Béla Bartók National Concert Hall

Hungary's long waited National Concert Hall, designed with the feel of a Gothic cathedral, is located at the heart of the Müpa Budapest complex. The quality of the acoustics are guaranteed by the outstanding work of Russell Johnson, a top specialist who conducted well over fifty years of research in this field and participated in the construction of several top opera houses and concert halls. His work in Budapest was characterised by close cooperation with the architect, the contractor and leading Hungarian musicians. Johnson was full of praise for the finished project, telling the Wall Street Journal, “I would not be surprised if, in two or three years’ time, Hungarian musicians say this was the best concert hall in the world”. Indeed, almost from the moment of its inauguration, the concert hall was ranked among the top five in the world. Renowned musicians and artists have been adding their seals of approval ever since. “This concert hall is fantastic, inconceivably good; it has excellent acoustics. I was testing it all afternoon, enjoying its capacity; congratulations!” baritone Thomas Hampson said enthusiastically. The conductor of the St. Petersburg Philharmonic Orchestra was equally effusive: “I can say that in the 25 years of my membership of the orchestra I have performed in all the famous concert halls with good acoustics in the world. This one ranks highly even among the best.”

The depth of the podium has three settings to match on the nature of the performance while the lowered area of the front stage can function as an orchestra pit if required. The 42-ton canopy suspended overhead, 58 movable resonance chambers each weighing 4 and 8 tonnes, and unusual wall and floor coverings all allow the aural experience to be fine-tuned to the performance. The reliefs of György Jovánovics not only decorate the auditorium, they also contribute to its outstanding sound quality.

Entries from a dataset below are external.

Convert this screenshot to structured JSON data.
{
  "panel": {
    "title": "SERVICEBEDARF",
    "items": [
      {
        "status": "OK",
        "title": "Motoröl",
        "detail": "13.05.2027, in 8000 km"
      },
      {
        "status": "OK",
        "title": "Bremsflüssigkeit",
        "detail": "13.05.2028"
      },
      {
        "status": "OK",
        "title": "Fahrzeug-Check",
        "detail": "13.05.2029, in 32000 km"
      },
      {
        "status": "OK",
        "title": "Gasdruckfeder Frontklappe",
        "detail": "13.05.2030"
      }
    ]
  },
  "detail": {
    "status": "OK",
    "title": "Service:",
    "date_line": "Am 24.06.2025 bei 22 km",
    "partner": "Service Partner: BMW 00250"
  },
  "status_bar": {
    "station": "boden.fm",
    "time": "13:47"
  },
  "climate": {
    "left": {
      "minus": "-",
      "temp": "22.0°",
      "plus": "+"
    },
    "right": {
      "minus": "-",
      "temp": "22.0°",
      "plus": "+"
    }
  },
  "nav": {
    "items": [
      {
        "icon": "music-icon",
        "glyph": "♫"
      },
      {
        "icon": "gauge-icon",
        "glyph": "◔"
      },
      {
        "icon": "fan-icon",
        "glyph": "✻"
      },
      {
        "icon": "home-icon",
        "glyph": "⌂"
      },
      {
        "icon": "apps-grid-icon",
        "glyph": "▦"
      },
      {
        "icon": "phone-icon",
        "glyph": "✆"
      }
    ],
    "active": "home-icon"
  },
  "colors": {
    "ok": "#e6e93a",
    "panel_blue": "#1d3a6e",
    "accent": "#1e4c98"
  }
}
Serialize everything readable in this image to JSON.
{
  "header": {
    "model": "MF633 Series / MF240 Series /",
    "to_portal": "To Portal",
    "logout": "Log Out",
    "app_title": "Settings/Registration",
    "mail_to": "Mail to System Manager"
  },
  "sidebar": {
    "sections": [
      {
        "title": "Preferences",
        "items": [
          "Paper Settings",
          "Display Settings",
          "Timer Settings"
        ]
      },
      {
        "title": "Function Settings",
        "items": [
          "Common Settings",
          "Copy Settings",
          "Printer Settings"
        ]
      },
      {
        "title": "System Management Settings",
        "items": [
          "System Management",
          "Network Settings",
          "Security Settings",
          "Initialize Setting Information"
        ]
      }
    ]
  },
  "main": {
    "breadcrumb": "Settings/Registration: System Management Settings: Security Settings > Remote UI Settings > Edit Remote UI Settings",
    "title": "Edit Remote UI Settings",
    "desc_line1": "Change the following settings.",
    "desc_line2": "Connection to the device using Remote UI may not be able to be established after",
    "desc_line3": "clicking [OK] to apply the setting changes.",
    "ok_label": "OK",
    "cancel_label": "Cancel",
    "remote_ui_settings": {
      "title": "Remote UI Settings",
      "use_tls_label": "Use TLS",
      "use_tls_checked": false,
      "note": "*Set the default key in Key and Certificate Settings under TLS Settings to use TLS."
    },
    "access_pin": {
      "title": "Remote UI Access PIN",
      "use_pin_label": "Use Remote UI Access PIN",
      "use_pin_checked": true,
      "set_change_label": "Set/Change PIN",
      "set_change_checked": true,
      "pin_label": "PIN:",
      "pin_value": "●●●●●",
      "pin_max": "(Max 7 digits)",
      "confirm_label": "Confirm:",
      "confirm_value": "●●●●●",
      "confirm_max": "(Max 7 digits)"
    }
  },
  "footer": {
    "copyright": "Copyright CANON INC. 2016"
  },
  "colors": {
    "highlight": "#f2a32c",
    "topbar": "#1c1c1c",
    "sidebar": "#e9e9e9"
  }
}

The total capacity of the National Concert Hall is 1,656. This figure includes 126 podium seats that can be added for chamber concerts and standing room of 60 set aside for students in the side galleries on the second and third floors.

The hall's state-of-the-art audio-visual system is equally suited to producing unique light effects, making high-quality sound recordings and screening films. The studios adjoining the hall allow professional recordings to be made for CD and DVD releases.

The Bartók Béla Concert Hall's pipe organ, with its 92 registers and 5 manuals, was inaugurated in spring 2006. It was built by two companies specialising in organ construction: Orgelbau Mühleisen in Germany and Orgonaépítő Manufaktúra in the Hungarian city of Pécs. The concert organ's largest components were installed during the construction phase of the hall. Work was still ongoing on intonation and the built-in air-conditioning system behind the 92 giant pipes visible to the audience during the inauguration of the hall.